May 2, 2017
What to do About Real Estate In Canada
Here's the macro picture of Real Estate in Canada.
In many parts of Canada housing has been white hot. The data is rather shocking from an investment standpoint. Let's take a look at some numbers.
Canadian house sale prices on average, rose by 8.2% year over year.
Two Story single family home prices alone rose by 21%
Townhouse/row unit prices rose by 17.9%
One-story single family homes rose by 16.6%
Apartment/condo units rose by (16.3%)
http://creastats.crea.ca/natl/index.html
Toronto and Vancouver remain Canada's lava-like hot spots for housing. If you bought a single family home five years ago in Toronto, chances are you are now sitting on a 70%+ gain. That's INSANE! Real estate doesn't produce those kinds of gains so quickly in a normal market. Usually, you could expect your property to gain 2-3% per year. Not 15-20%.

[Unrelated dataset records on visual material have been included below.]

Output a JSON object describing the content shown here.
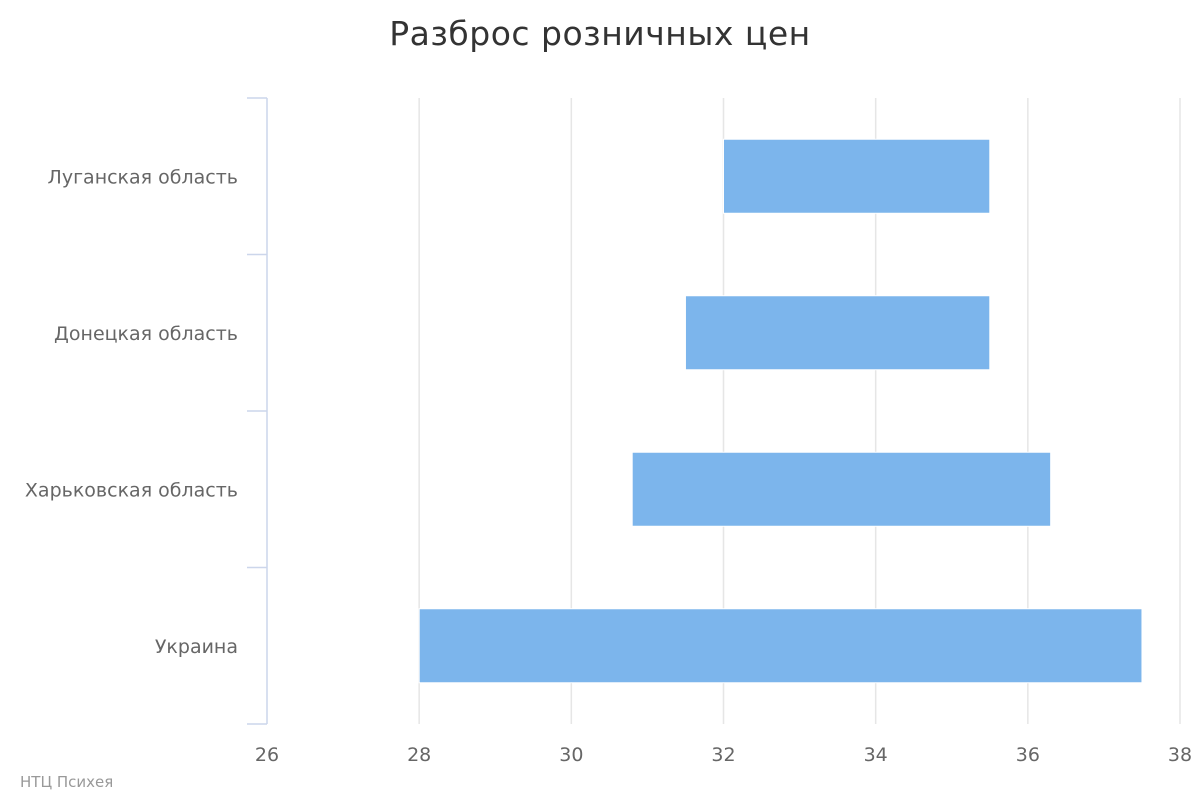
{
  "chart_data": {
    "type": "bar",
    "orientation": "horizontal",
    "variant": "range",
    "title": "Разброс розничных цен",
    "categories": [
      "Луганская область",
      "Донецкая область",
      "Харьковская область",
      "Украина"
    ],
    "series": [
      {
        "color": "#7cb5ec",
        "low": [
          32.0,
          31.5,
          30.8,
          28.0
        ],
        "high": [
          35.5,
          35.5,
          36.3,
          37.5
        ]
      }
    ],
    "xlim": [
      26,
      38
    ],
    "xticks": [
      "26",
      "28",
      "30",
      "32",
      "34",
      "36",
      "38"
    ],
    "grid": true,
    "legend": "none"
  },
  "credits": "НТЦ Психея"
}
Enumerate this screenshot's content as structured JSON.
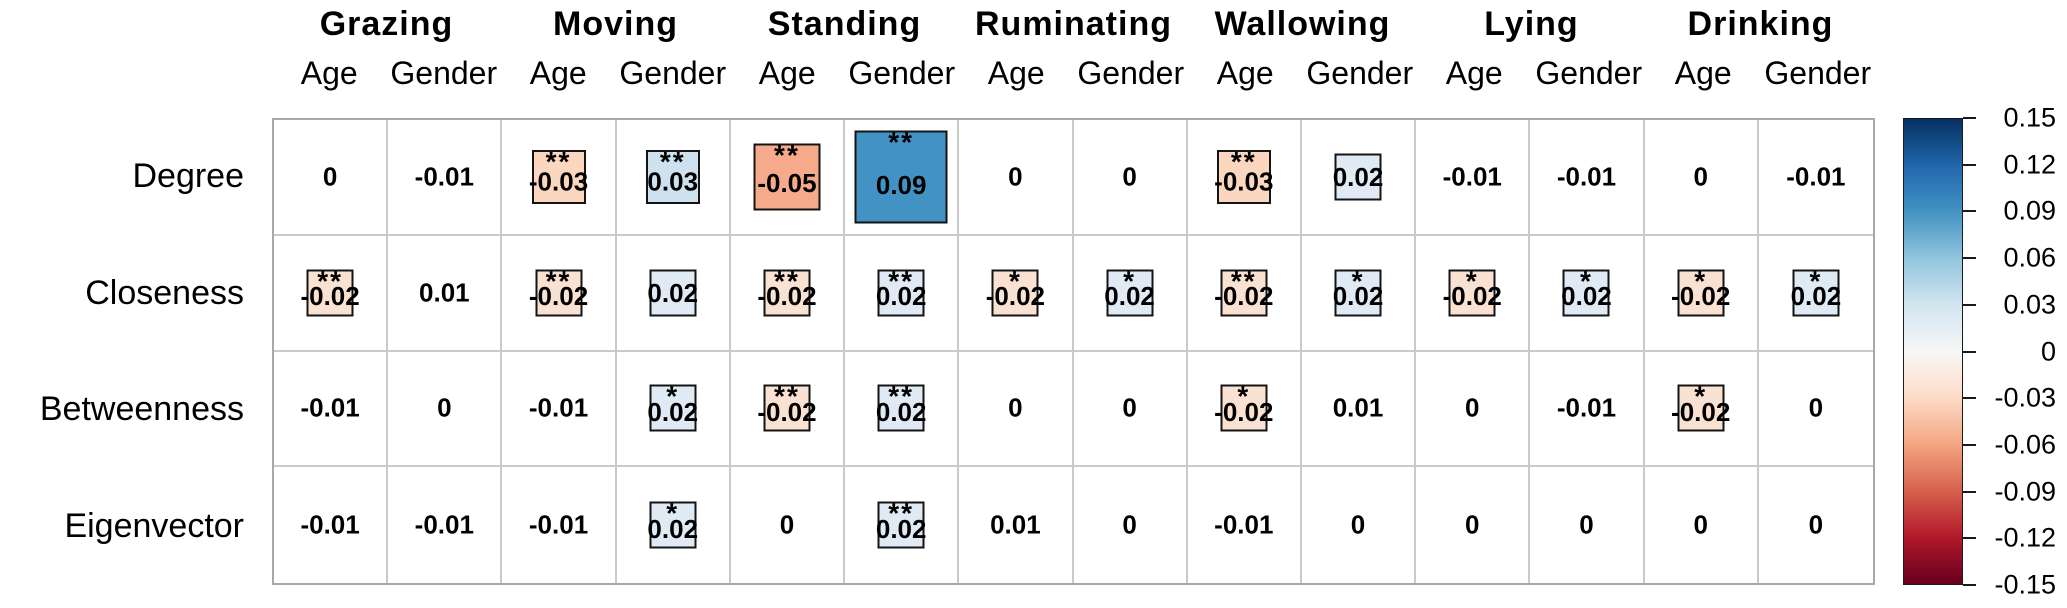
{
  "chart_data": {
    "type": "heatmap",
    "description": "Correlation heatmap of network centrality measures vs Age and Gender across cattle behaviours; square size and colour encode coefficient magnitude, asterisks mark significance",
    "col_groups": [
      "Grazing",
      "Moving",
      "Standing",
      "Ruminating",
      "Wallowing",
      "Lying",
      "Drinking"
    ],
    "sub_cols": [
      "Age",
      "Gender"
    ],
    "rows": [
      "Degree",
      "Closeness",
      "Betweenness",
      "Eigenvector"
    ],
    "cells": [
      [
        {
          "v": 0
        },
        {
          "v": -0.01
        },
        {
          "v": -0.03,
          "s": "**"
        },
        {
          "v": 0.03,
          "s": "**"
        },
        {
          "v": -0.05,
          "s": "**"
        },
        {
          "v": 0.09,
          "s": "**"
        },
        {
          "v": 0
        },
        {
          "v": 0
        },
        {
          "v": -0.03,
          "s": "**"
        },
        {
          "v": 0.02
        },
        {
          "v": -0.01
        },
        {
          "v": -0.01
        },
        {
          "v": 0
        },
        {
          "v": -0.01
        }
      ],
      [
        {
          "v": -0.02,
          "s": "**"
        },
        {
          "v": 0.01
        },
        {
          "v": -0.02,
          "s": "**"
        },
        {
          "v": 0.02
        },
        {
          "v": -0.02,
          "s": "**"
        },
        {
          "v": 0.02,
          "s": "**"
        },
        {
          "v": -0.02,
          "s": "*"
        },
        {
          "v": 0.02,
          "s": "*"
        },
        {
          "v": -0.02,
          "s": "**"
        },
        {
          "v": 0.02,
          "s": "*"
        },
        {
          "v": -0.02,
          "s": "*"
        },
        {
          "v": 0.02,
          "s": "*"
        },
        {
          "v": -0.02,
          "s": "*"
        },
        {
          "v": 0.02,
          "s": "*"
        }
      ],
      [
        {
          "v": -0.01
        },
        {
          "v": 0
        },
        {
          "v": -0.01
        },
        {
          "v": 0.02,
          "s": "*"
        },
        {
          "v": -0.02,
          "s": "**"
        },
        {
          "v": 0.02,
          "s": "**"
        },
        {
          "v": 0
        },
        {
          "v": 0
        },
        {
          "v": -0.02,
          "s": "*"
        },
        {
          "v": 0.01
        },
        {
          "v": 0
        },
        {
          "v": -0.01
        },
        {
          "v": -0.02,
          "s": "*"
        },
        {
          "v": 0
        }
      ],
      [
        {
          "v": -0.01
        },
        {
          "v": -0.01
        },
        {
          "v": -0.01
        },
        {
          "v": 0.02,
          "s": "*"
        },
        {
          "v": 0
        },
        {
          "v": 0.02,
          "s": "**"
        },
        {
          "v": 0.01
        },
        {
          "v": 0
        },
        {
          "v": -0.01
        },
        {
          "v": 0
        },
        {
          "v": 0
        },
        {
          "v": 0
        },
        {
          "v": 0
        },
        {
          "v": 0
        }
      ]
    ],
    "value_colors": {
      "0.02": "#dfeaf4",
      "0.03": "#cde1ee",
      "0.09": "#4392c4",
      "-0.02": "#fae2d2",
      "-0.03": "#fcd7bf",
      "-0.05": "#f5ab8b"
    },
    "colorbar": {
      "min": -0.15,
      "max": 0.15,
      "ticks": [
        "0.15",
        "0.12",
        "0.09",
        "0.06",
        "0.03",
        "0",
        "-0.03",
        "-0.06",
        "-0.09",
        "-0.12",
        "-0.15"
      ],
      "gradient_top_to_bottom": [
        "#053061",
        "#2166ac",
        "#4393c3",
        "#92c5de",
        "#d1e5f0",
        "#f7f7f7",
        "#fddbc7",
        "#f4a582",
        "#d6604d",
        "#b2182b",
        "#67001f"
      ]
    },
    "legend_position": "right",
    "grid": true
  }
}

What we are seeing in Toronto and Vancouver is a red-hot, white streak, run away housing market, which is creating a housing bubble. And it started with Canada's exemplary financial system. After the crash of 08, Canadians realized that our banking system had protections in place which prevented us from being shocked like the US by housing. One of those protections was our limited exposure to sub prime mortgage securities, and strict mortgage lending rules.
Well, those strict mortgage lending rules are no big deal for the wealthy folks migrating over from Asia, who have been snapping up real estate in Vancouver and Toronto for years, driving up prices in the process. So as far as people who were born and raised in Canada, the rules generally work, but that's also the problem. The same rules that work for Canadians to keep a lid on our housing market make no difference or impact on the ability of wealthy foreigners to drive up prices with foreign funds while us working stiffs are stuck renting (which is also becoming ridiculously over-priced), or living an hour (or more!) commute from work through mile after mile of snarling traffic.
On top of this, mortgage rates have stayed at near all time lows. Today, a $500k mortgage will set you back $2,000 per month if you opt for the monthly payment plan. If you make over $100k a year, it's doable. But if you are like the rest of us and make less than that, it's not feasible unless you rent out the basement and most rooms in the house.
If you own a home in Vancouver or Greater Toronto (or a second rental property), the advice I'm getting is that it's a fine time to sell and move someplace that isn't jam packed with people, smog, and a cost of living so high that you can be house poor even if you make 100k a year and live in a modest townhouse. In fact, the time may be quickly passing to jump ship out of the GTA and Greater Vancouver housing bubbles since both Ontario and BC have passed/are about to pass new laws which restrict the ability of foreign buyers to purchase property. This is going to put a hard lid on housing prices going forward.
Still, could prices climb higher? Yes, they most certainly could. At the height of Japan's housing bubble, it was said "the value of the Imperial Palace in Tokyo exceeded the value of all the real-estate in California". So yeah, prices could still go higher. The question is, do you have the guts to get out when things hit the roof? If you don't, you'll likely go bankrupt if you can't wait out the carnage.
So what am I doing? I have decided to sell. I have two properties. I will be selling one, and using the proceeds to pay off a second mortgage, effectively taking my exposure to a housing market shock to zero. Since I'll be living in the second property, it doesn't matter if the price crashes by 80% ... because I need to live somewhere and I'm young enough to be able to wait out a recovery.
Although I would strongly like to get into the market in Southwestern Ontario, I'm staying far away until I can actually afford the housing there (which might be never, and that's OK).